One area where ARGs have near-unlimited potential is in teaching information literacy skills. By placing the skills’ use in the framework of a game, students/players become more invested and enthusiastic about learning these skills. In fact, they often may not realize they’re being taught at all. Here’s some random bits & pieces from the ACRL’s Information Literacy Competency Standards, with brief notes on how ARG players develop and use these skills while playing an ARG:
- “Recognize that existing information can be combined with original thought, experimentation, and/or analysis to produce new information.” – ARGs require exactly this kind of thinking. Players must use their original thoughts to solve puzzles and interact with characters (existing information) via analysis and experimentation.
- “Identify the value and differences of potential resources in a variety of formats (multimedia, database, website, book)” – Many ARGs require balancing information from a variety of source formats including websites, books, raw data, music, games, movies, etc.

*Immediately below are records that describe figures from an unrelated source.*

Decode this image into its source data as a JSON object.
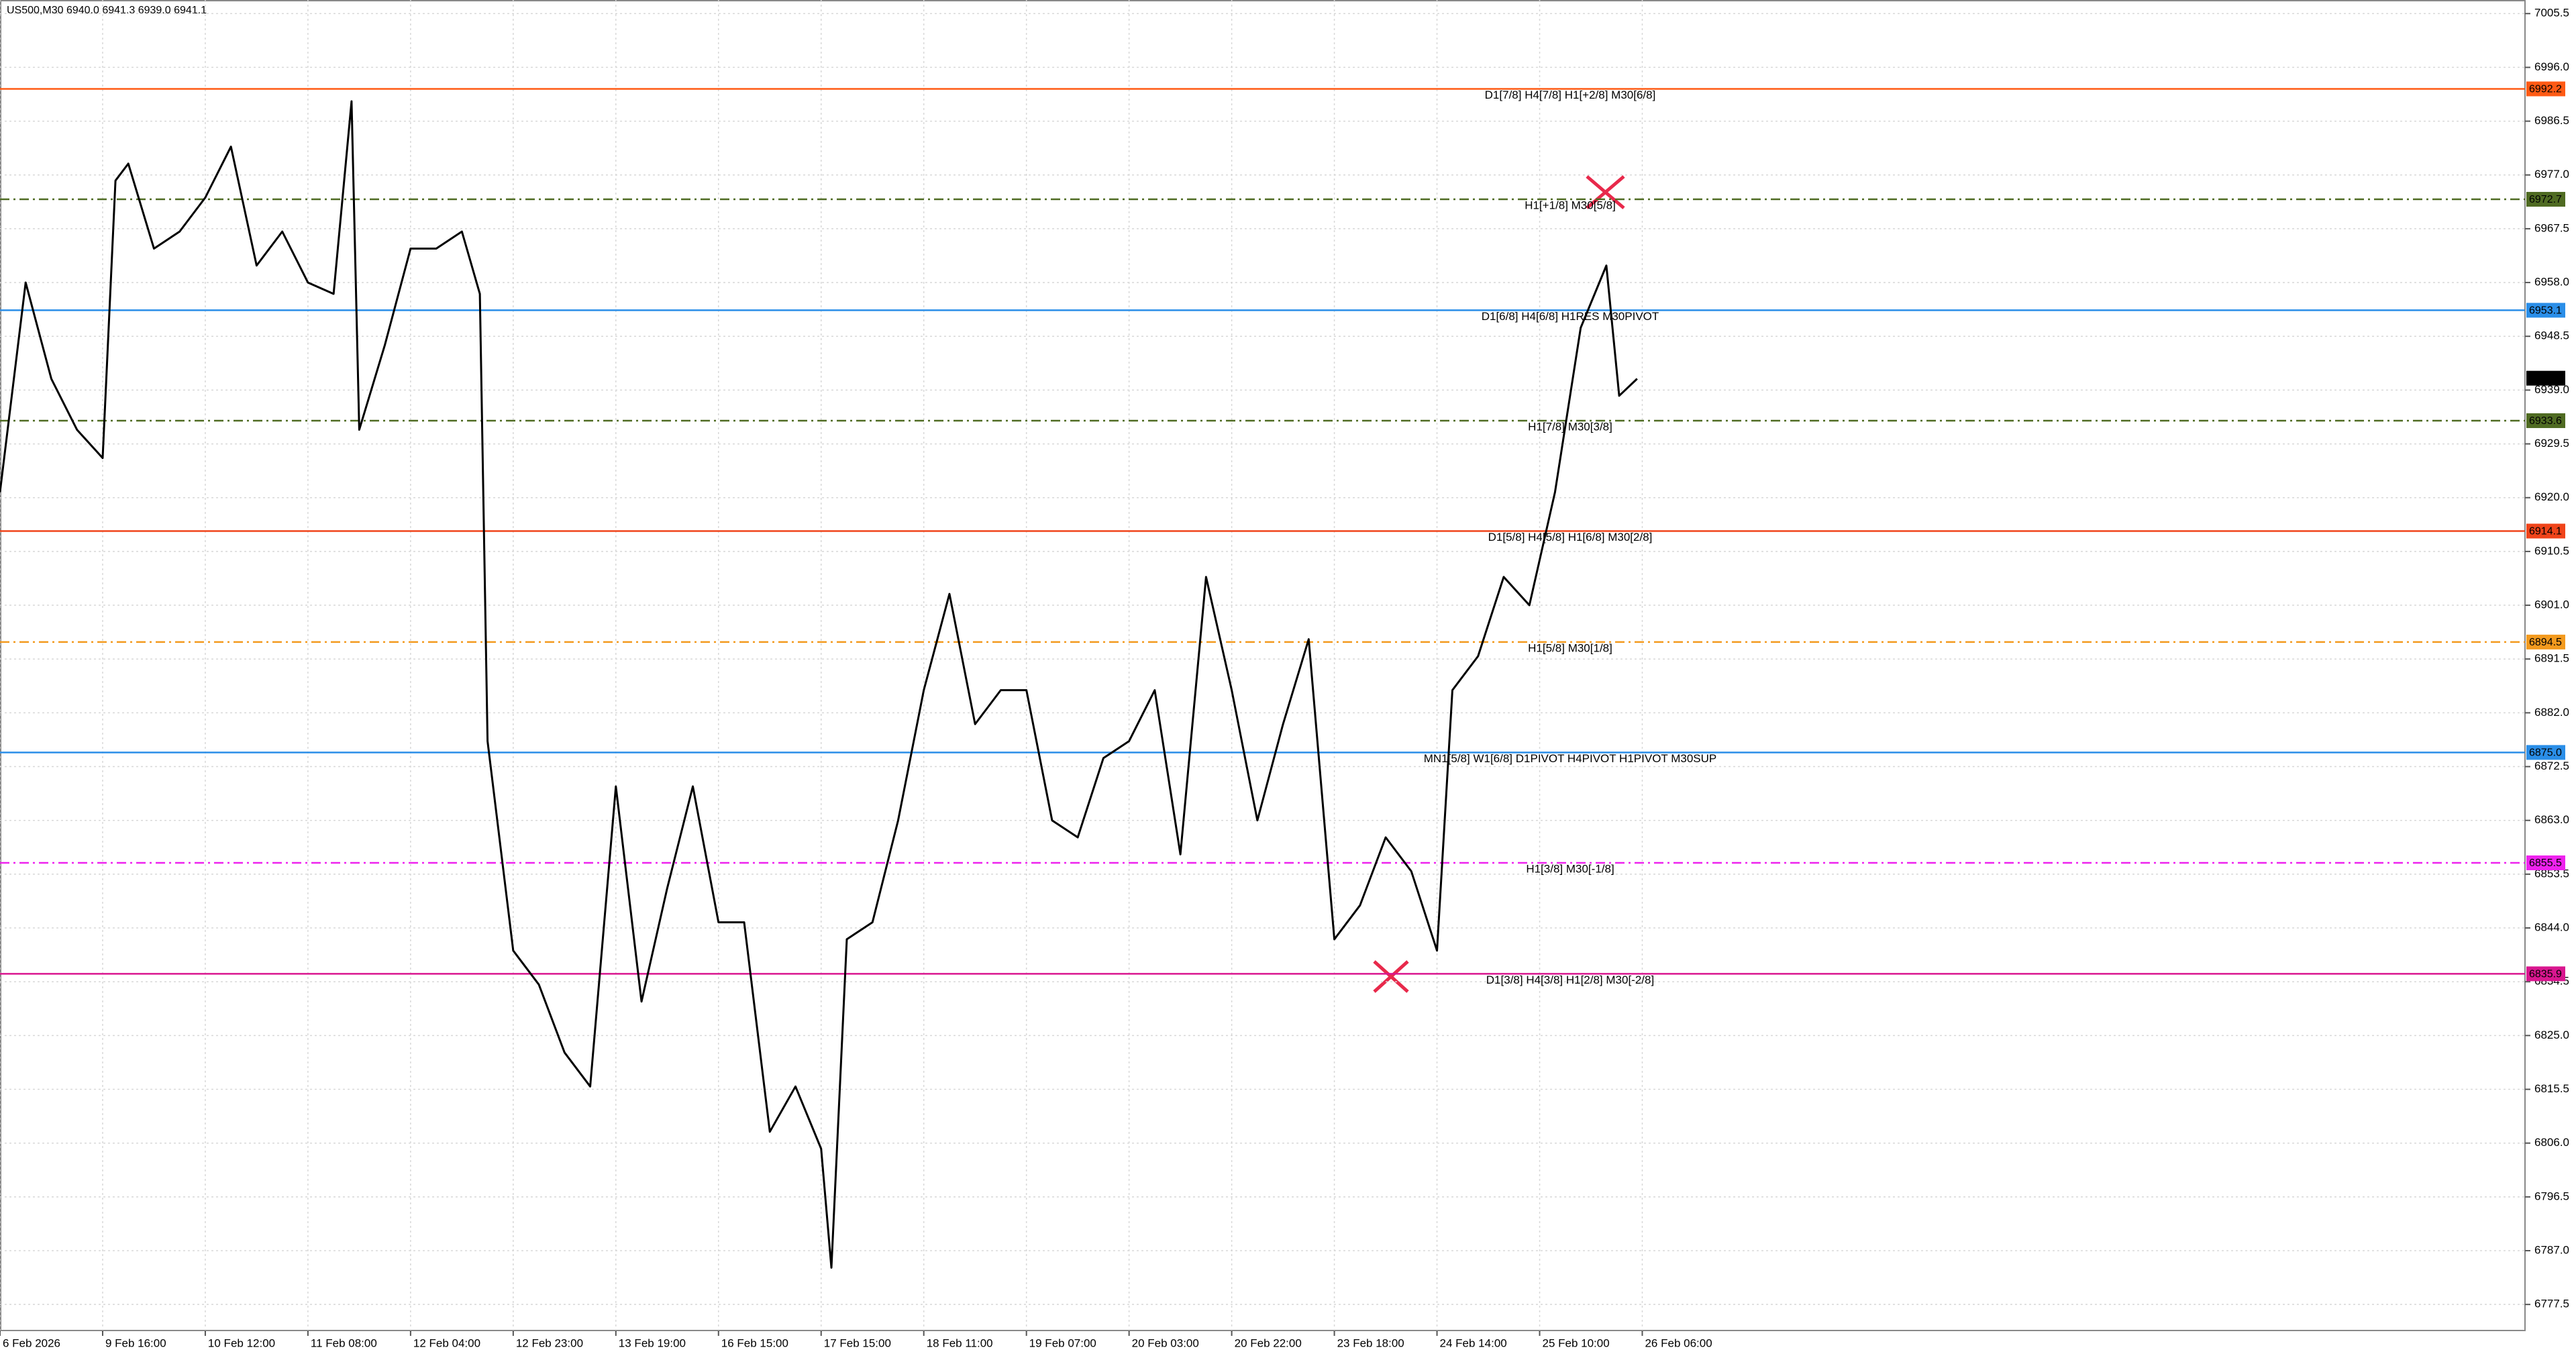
{
  "chart_data": {
    "type": "line",
    "title": "US500,M30  6940.0 6941.3 6939.0 6941.1",
    "xlim": [
      0,
      984
    ],
    "ylim": [
      6772.9,
      7007.9
    ],
    "grid": true,
    "x": [
      0,
      10,
      20,
      30,
      40,
      45,
      50,
      60,
      70,
      80,
      90,
      100,
      110,
      120,
      130,
      137,
      140,
      150,
      160,
      170,
      180,
      187,
      190,
      200,
      210,
      220,
      230,
      240,
      250,
      260,
      270,
      280,
      290,
      300,
      310,
      320,
      324,
      330,
      340,
      350,
      360,
      370,
      380,
      390,
      400,
      410,
      420,
      430,
      440,
      450,
      460,
      470,
      480,
      490,
      500,
      510,
      520,
      530,
      540,
      550,
      560,
      566,
      576,
      586,
      596,
      606,
      616,
      626,
      631,
      638
    ],
    "series": [
      {
        "name": "US500",
        "color": "#000000",
        "values": [
          6921,
          6958,
          6941,
          6932,
          6927,
          6976,
          6979,
          6964,
          6967,
          6973,
          6982,
          6961,
          6967,
          6958,
          6956,
          6990,
          6932,
          6947,
          6964,
          6964,
          6967,
          6956,
          6877,
          6840,
          6834,
          6822,
          6816,
          6869,
          6831,
          6851,
          6869,
          6845,
          6845,
          6808,
          6816,
          6805,
          6784,
          6842,
          6845,
          6863,
          6886,
          6903,
          6880,
          6886,
          6886,
          6863,
          6860,
          6874,
          6877,
          6886,
          6857,
          6906,
          6886,
          6863,
          6880,
          6895,
          6842,
          6848,
          6860,
          6854,
          6840,
          6886,
          6892,
          6906,
          6901,
          6921,
          6950,
          6961,
          6938,
          6941
        ]
      }
    ],
    "xticks": [
      {
        "value": 0,
        "label": "6 Feb 2026"
      },
      {
        "value": 40,
        "label": "9 Feb 16:00"
      },
      {
        "value": 80,
        "label": "10 Feb 12:00"
      },
      {
        "value": 120,
        "label": "11 Feb 08:00"
      },
      {
        "value": 160,
        "label": "12 Feb 04:00"
      },
      {
        "value": 200,
        "label": "12 Feb 23:00"
      },
      {
        "value": 240,
        "label": "13 Feb 19:00"
      },
      {
        "value": 280,
        "label": "16 Feb 15:00"
      },
      {
        "value": 320,
        "label": "17 Feb 15:00"
      },
      {
        "value": 360,
        "label": "18 Feb 11:00"
      },
      {
        "value": 400,
        "label": "19 Feb 07:00"
      },
      {
        "value": 440,
        "label": "20 Feb 03:00"
      },
      {
        "value": 480,
        "label": "20 Feb 22:00"
      },
      {
        "value": 520,
        "label": "23 Feb 18:00"
      },
      {
        "value": 560,
        "label": "24 Feb 14:00"
      },
      {
        "value": 600,
        "label": "25 Feb 10:00"
      },
      {
        "value": 640,
        "label": "26 Feb 06:00"
      }
    ],
    "yticks": [
      7005.5,
      {
        "value": 6996,
        "label": "6996.0"
      },
      6986.5,
      {
        "value": 6977,
        "label": "6977.0"
      },
      6967.5,
      {
        "value": 6958,
        "label": "6958.0"
      },
      6948.5,
      {
        "value": 6939,
        "label": "6939.0"
      },
      6929.5,
      {
        "value": 6920,
        "label": "6920.0"
      },
      6910.5,
      {
        "value": 6901,
        "label": "6901.0"
      },
      6891.5,
      {
        "value": 6882,
        "label": "6882.0"
      },
      6872.5,
      {
        "value": 6863,
        "label": "6863.0"
      },
      6853.5,
      {
        "value": 6844,
        "label": "6844.0"
      },
      6834.5,
      {
        "value": 6825,
        "label": "6825.0"
      },
      6815.5,
      {
        "value": 6806,
        "label": "6806.0"
      },
      6796.5,
      {
        "value": 6787,
        "label": "6787.0"
      },
      6777.5
    ],
    "levels": [
      {
        "value": 6992.2,
        "text": "D1[7/8] H4[7/8] H1[+2/8] M30[6/8]",
        "color": "#ff5a14",
        "box": "#ff5a14",
        "dash": false
      },
      {
        "value": 6972.7,
        "text": "H1[+1/8] M30[5/8]",
        "color": "#4f6b22",
        "box": "#4f6b22",
        "dash": true
      },
      {
        "value": 6953.1,
        "text": "D1[6/8] H4[6/8] H1RES M30PIVOT",
        "color": "#2a8ee8",
        "box": "#2a8ee8",
        "dash": false
      },
      {
        "value": 6933.6,
        "text": "H1[7/8] M30[3/8]",
        "color": "#4f6b22",
        "box": "#4f6b22",
        "dash": true
      },
      {
        "value": 6914.1,
        "text": "D1[5/8] H4[5/8] H1[6/8] M30[2/8]",
        "color": "#f0441a",
        "box": "#f0441a",
        "dash": false
      },
      {
        "value": 6894.5,
        "text": "H1[5/8] M30[1/8]",
        "color": "#f39a1e",
        "box": "#f39a1e",
        "dash": true
      },
      {
        "value": 6875,
        "value_label": "6875.0",
        "text": "MN1[5/8] W1[6/8] D1PIVOT H4PIVOT H1PIVOT M30SUP",
        "color": "#2a8ee8",
        "box": "#2a8ee8",
        "dash": false
      },
      {
        "value": 6855.5,
        "text": "H1[3/8] M30[-1/8]",
        "color": "#ee22ee",
        "box": "#ee22ee",
        "dash": true
      },
      {
        "value": 6835.9,
        "text": "D1[3/8] H4[3/8] H1[2/8] M30[-2/8]",
        "color": "#d9168f",
        "box": "#d9168f",
        "dash": false
      }
    ],
    "current_price": 6941.1
  }
}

- “Create a system for organizing information” – Take a look at the amazingly in-depth and well organized wiki for the recent Dark Knight ARG here: http://batman.wikibruce.com/Home This was entirely player-made.
- “Utilize technology for studying the interaction of ideas and other phenomena” – ARGs by their very nature require the use of many kinds of technology including GPS devices, smartphones, computers, cameras (still and video) audio recordings, etc. Players are encouraged to study and investigate the world around them.
- “Validate understanding and interpretation of the information through discourse with other individuals…” – The Unforums are an example of a vibrant community of ARG players discussing and playing games with each other.
- “Apply new and prior information to the planning and creation of a particular product or performance.” – Players must take information from previous parts of the game and decide where to apply it in order to move forward.
- “Manipulate digital text, images, and data, as needed, transferring them from their original locations and formats to a new context.” – This is a very generically worded skill, but ARGs can still teach it. See any of the examples I’ve listed above.